The following is a guest entry by my kick-ass friend who used two weeks of her vacation to visit me. I'm sorry we didn't get lost anywhere this time.
Guatemala has enough things going for it that my visit there almost made me feel like I was visiting home. Between the heavy tourism and plethora of American comfort food, I was finally able to have what I felt was a real vacation from my Peace Corps service in Nicaragua. But I wasn’t just there to see the beautiful mountains and freeze my ass off (yes, contrary to popular belief, Guatemala is COLD), I was there to spend time with my wonderful and close friend, Barbara Veres.
Upon arriving in Comitancillo, San Marcos, after a windy and very uncomfortable eight-hour bus ride from Antigua, I felt like I was entering into a fairy tale. The clouds enveloped the bus as we scaled the mountain filled with a serene forest of pine trees. Entering into Barb’s primarily indigenous community up on a hillside reminded me of what I always thought typical Peace Corps service would be like before I came to Nicaragua. A toilet, hot water, and wireless internet, on the other hand, were not. ;) [Editor’s note: the toilet only flushes when there is water, there is only hot water when there is electricity, and the wireless internet… well, it’s totally affordable on my PC stipend, so why deny myself something that is within my means? You’re just jealous, Carolyn ;-) ].

I appreciated having the opportunity to meet Barb’s famous counterpart, Isa, as well as many of her other well-liked, and not-so-well-liked, coworkers. We sat with the artisans of one community as each of them, with their quiet babies strapped to their backs, crocheted yamacas, 250 of which Barbara would later schlep half-way across the country. I learned about the different types of weaving techniques and all of the hard work that goes into each and every product. It was an experience that later persuaded me into buying two bags, two scarves, and a bed cover from her group and in the towns along Lake Atitlan (or maybe the fact that I was “on vacation” had a little to do with my happy-go-lucky spending).

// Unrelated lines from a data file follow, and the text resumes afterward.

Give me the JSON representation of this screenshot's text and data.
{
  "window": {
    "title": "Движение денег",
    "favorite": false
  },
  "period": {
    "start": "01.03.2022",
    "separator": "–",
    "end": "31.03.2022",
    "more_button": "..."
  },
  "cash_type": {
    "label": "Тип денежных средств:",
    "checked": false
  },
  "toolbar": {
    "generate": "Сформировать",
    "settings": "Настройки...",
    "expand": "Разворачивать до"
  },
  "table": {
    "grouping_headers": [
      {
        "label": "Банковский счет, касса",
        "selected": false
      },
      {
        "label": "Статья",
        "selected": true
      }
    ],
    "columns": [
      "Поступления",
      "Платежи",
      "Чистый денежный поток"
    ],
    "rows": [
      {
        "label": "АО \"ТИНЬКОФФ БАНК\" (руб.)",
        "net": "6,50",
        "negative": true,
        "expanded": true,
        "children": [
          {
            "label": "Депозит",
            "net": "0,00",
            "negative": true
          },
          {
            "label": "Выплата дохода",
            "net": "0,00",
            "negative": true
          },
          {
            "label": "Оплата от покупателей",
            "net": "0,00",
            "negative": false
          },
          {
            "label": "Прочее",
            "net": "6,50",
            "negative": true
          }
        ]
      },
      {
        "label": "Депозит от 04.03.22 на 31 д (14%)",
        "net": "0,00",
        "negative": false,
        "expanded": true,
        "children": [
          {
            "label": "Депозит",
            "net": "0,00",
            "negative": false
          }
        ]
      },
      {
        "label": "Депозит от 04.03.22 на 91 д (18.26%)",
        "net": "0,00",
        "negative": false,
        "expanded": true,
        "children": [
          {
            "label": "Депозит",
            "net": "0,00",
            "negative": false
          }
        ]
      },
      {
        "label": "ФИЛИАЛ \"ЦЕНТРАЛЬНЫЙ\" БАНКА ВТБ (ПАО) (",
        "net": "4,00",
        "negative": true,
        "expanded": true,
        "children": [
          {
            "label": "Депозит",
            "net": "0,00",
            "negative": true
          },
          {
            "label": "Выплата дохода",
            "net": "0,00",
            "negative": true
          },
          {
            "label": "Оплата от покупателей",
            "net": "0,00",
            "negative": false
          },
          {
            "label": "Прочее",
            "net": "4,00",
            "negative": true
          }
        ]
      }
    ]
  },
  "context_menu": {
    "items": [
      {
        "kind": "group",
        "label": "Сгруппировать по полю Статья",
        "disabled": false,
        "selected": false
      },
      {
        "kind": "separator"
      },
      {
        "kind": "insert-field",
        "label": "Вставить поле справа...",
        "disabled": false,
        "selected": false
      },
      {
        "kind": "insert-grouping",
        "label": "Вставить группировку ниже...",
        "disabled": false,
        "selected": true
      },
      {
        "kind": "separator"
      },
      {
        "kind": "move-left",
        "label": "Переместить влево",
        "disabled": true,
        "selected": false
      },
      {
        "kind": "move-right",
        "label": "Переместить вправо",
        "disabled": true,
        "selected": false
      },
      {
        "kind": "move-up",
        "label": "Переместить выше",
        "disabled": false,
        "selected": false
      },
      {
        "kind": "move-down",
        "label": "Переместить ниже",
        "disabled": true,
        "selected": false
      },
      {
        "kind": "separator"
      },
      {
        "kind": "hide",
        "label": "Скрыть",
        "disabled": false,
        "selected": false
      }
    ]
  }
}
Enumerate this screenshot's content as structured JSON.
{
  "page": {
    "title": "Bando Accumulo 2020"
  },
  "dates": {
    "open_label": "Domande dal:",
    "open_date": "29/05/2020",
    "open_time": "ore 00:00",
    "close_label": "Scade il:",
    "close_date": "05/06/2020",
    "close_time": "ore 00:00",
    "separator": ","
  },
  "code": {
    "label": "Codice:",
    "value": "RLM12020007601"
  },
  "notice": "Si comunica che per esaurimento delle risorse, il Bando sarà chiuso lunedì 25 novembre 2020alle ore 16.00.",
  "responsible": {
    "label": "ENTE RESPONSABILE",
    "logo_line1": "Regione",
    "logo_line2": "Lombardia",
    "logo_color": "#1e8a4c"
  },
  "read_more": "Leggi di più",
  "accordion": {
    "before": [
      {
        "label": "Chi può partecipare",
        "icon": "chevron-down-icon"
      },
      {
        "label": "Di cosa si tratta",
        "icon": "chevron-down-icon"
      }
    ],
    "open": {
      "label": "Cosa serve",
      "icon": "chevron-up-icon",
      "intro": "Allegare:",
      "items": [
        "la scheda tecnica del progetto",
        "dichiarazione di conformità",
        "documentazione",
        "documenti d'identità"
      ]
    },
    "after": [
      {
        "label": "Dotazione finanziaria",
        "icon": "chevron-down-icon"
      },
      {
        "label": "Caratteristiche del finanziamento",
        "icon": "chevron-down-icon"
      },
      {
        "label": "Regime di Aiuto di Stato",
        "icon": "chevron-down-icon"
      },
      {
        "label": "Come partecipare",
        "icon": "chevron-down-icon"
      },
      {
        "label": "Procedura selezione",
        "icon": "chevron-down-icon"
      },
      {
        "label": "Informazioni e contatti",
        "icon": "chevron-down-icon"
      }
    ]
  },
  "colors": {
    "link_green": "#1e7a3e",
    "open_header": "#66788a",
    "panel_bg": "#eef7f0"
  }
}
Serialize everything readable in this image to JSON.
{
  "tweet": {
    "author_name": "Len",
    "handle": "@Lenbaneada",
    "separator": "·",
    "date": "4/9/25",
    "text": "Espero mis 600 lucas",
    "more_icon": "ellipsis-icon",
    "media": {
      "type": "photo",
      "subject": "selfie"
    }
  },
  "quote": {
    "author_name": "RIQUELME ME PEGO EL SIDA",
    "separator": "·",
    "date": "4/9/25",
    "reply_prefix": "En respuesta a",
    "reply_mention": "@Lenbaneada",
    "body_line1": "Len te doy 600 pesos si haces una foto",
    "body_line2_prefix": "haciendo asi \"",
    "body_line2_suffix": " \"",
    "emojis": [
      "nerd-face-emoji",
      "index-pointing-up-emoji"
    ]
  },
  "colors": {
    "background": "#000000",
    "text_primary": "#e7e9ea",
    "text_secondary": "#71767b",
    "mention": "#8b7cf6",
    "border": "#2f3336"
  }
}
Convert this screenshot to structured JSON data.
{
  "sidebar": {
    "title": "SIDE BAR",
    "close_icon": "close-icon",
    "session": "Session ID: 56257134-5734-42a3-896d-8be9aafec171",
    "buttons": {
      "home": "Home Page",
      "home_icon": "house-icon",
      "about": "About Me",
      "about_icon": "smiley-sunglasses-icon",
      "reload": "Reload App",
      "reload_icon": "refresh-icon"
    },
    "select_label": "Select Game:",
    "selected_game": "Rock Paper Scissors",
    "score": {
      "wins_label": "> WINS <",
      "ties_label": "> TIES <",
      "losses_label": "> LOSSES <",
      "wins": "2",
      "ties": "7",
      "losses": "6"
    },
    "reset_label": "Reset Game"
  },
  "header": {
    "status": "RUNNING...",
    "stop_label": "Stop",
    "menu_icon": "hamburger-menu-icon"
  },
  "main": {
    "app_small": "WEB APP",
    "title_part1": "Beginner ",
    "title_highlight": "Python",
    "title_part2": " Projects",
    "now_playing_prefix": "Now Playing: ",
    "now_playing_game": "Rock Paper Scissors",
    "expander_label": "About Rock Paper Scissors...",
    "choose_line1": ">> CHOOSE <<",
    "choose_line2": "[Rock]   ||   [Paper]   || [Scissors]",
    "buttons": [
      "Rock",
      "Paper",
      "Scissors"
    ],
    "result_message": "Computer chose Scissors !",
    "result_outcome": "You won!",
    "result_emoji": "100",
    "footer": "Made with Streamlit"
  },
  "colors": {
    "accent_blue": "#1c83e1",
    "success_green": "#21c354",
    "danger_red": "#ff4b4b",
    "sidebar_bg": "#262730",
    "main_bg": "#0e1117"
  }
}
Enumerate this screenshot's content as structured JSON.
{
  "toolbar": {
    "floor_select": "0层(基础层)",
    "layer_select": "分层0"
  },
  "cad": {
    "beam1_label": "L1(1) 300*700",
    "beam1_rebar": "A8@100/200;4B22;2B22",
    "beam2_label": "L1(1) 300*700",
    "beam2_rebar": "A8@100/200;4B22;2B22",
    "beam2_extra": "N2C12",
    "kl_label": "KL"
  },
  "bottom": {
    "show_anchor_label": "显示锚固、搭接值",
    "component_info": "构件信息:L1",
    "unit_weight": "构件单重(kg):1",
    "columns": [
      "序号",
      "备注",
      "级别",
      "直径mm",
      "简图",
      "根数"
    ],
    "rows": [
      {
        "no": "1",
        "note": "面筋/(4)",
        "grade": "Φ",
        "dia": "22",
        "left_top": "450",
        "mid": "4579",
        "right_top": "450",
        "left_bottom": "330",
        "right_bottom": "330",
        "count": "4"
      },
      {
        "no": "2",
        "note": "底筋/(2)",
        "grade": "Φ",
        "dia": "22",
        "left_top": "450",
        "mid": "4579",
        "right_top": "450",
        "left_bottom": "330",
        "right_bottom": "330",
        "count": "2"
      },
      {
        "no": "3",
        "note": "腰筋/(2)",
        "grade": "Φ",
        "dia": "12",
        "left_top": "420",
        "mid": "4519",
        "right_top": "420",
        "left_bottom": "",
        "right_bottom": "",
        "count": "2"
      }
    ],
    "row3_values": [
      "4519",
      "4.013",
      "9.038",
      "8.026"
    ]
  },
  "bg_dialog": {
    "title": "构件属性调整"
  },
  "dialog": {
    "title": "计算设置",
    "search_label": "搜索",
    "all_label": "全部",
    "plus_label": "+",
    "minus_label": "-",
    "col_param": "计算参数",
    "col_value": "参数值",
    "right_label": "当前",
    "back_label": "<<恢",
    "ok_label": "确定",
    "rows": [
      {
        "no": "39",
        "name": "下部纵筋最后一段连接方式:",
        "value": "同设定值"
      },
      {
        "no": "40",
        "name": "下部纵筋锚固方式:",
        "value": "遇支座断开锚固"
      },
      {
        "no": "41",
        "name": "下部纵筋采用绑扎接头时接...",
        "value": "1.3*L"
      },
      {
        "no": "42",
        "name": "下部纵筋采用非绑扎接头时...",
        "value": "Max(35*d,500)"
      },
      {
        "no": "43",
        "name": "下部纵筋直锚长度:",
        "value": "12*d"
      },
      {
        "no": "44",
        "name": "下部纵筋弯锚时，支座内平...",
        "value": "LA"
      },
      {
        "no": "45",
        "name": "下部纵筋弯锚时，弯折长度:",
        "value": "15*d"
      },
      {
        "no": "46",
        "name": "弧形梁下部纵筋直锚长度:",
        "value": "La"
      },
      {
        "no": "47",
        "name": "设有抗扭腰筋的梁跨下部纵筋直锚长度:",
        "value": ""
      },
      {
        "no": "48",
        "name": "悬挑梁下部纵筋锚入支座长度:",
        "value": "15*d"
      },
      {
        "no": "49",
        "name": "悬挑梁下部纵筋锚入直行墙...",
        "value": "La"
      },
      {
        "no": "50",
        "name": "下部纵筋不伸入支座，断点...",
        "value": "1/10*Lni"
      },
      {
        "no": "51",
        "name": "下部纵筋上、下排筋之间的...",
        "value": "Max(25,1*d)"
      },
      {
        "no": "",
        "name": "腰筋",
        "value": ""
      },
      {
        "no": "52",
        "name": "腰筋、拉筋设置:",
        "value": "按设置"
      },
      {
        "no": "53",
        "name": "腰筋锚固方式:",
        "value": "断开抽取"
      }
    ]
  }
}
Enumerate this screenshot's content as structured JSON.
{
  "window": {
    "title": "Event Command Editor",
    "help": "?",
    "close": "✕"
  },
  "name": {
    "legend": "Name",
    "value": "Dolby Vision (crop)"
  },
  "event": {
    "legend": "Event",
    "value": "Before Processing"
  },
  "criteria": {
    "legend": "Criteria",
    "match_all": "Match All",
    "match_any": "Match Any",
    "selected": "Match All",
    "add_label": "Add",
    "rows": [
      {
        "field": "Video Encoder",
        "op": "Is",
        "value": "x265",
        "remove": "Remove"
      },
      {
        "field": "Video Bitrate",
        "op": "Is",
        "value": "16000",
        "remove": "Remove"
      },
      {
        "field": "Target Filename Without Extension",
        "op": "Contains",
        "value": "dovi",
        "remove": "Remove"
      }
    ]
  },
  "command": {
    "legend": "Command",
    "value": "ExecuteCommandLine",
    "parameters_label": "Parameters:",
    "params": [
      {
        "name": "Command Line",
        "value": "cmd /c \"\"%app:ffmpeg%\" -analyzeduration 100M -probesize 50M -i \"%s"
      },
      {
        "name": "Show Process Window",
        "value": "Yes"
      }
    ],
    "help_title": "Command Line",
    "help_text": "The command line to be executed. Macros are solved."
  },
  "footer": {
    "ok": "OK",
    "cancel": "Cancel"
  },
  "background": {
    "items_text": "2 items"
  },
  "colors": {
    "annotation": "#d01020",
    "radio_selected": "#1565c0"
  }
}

Overall, the experience of being in Barbara’s town gave me a better sense of her day-to-day life and the stresses and successes of her work in Guatemala. Much of it is relatable as I also live and work in Latin America, but the additional challenges of language barriers and a generally conservative indigenous culture make adjusting and integrating into her community that much harder.
After visiting Comitancillo, the real Guatemalan vacation, for the both of us, finally began. We spent days in Antigua and Xela gorging ourselves on typical Guatemalan cuisine such as bagels, falafel, curry, and an all-expenses-paid candlelit dinner (with wine) financed by Mr. Ron Veres for Barbara’s 25th birthday (thanks, Barb’s dad!). The locally-grown coffee, too, was excellent, and we treated ourselves to some Guatemalan music at a cute gringo café [Editor’s note: El Cuartito in Xela, also with live Guatemalan music- not too shabby if you just want to kick it for the night]. Yeah…ex-pats have it real hard.

The highlight of our trip, though, was by far Semuc Champey. Translated as, “the river that hides under the Earth”, this hidden gem, which took two full days of roundtrip travel, was more beautiful than we had imagined. Barb and I started off our day (after a not so great sleep at a slightly more rustic hostel than we had expected) on a cave tour, illuminated only by the candles with which we held on for dear life in the palms of our hands as we swam through the murky depths. At one point on the tour, we got what we thought would be an exhilarating opportunity to climb up a tall rock and jump down. After all, Carlos, our guide, had been working there for months and had never had any accidents, so what was the danger in that? Well, Carlos had apparently never met Barbara. Being the accident-prone person that she is, [Editor’s note: fair enough, that’s totally true] Barb slipped off the rock, pulling a ligament in her index finger and falling on top of me [Editor’s note: I had nowhere else to fall- she was right behind me!], leaving a hideous (but pretty bad-ass) bruise on my shin. Looking back now, it was actually pretty damn funny.

The rest of the day Barb and I spent taking pictures of every twig and bush from all possible angles. We swam in the turquoise, crystal-clear ponds, and hiked up the mountain to get a sweet view of the waterfall and ponds below, fully prepared and decked out in our official hiking gear of flip flops with string tied around the ankles (left over from the caves…maybe that’s why we’re so accident prone?). Although light-years away, Semuc Champey was well worth the trip.



Overall, what can I say? Guatemala’s a pretty freakin’ cool place, and Barbara, as always, was a wonderful guide. If you haven’t yet gotten the chance to visit her, go (and stop by Nicaragua while you’re at it)! I’m looking forward to future travels around Nicaragua, El Salvador, Honduras, and other off-the-beaten-path locals with the now crunchier-than-you’ve-ever-seen Posh Corps Volunteer, Barbara Veres.

1 comment:
nice editor's notes haha. and yes, i am jealous of your wireless internet ;).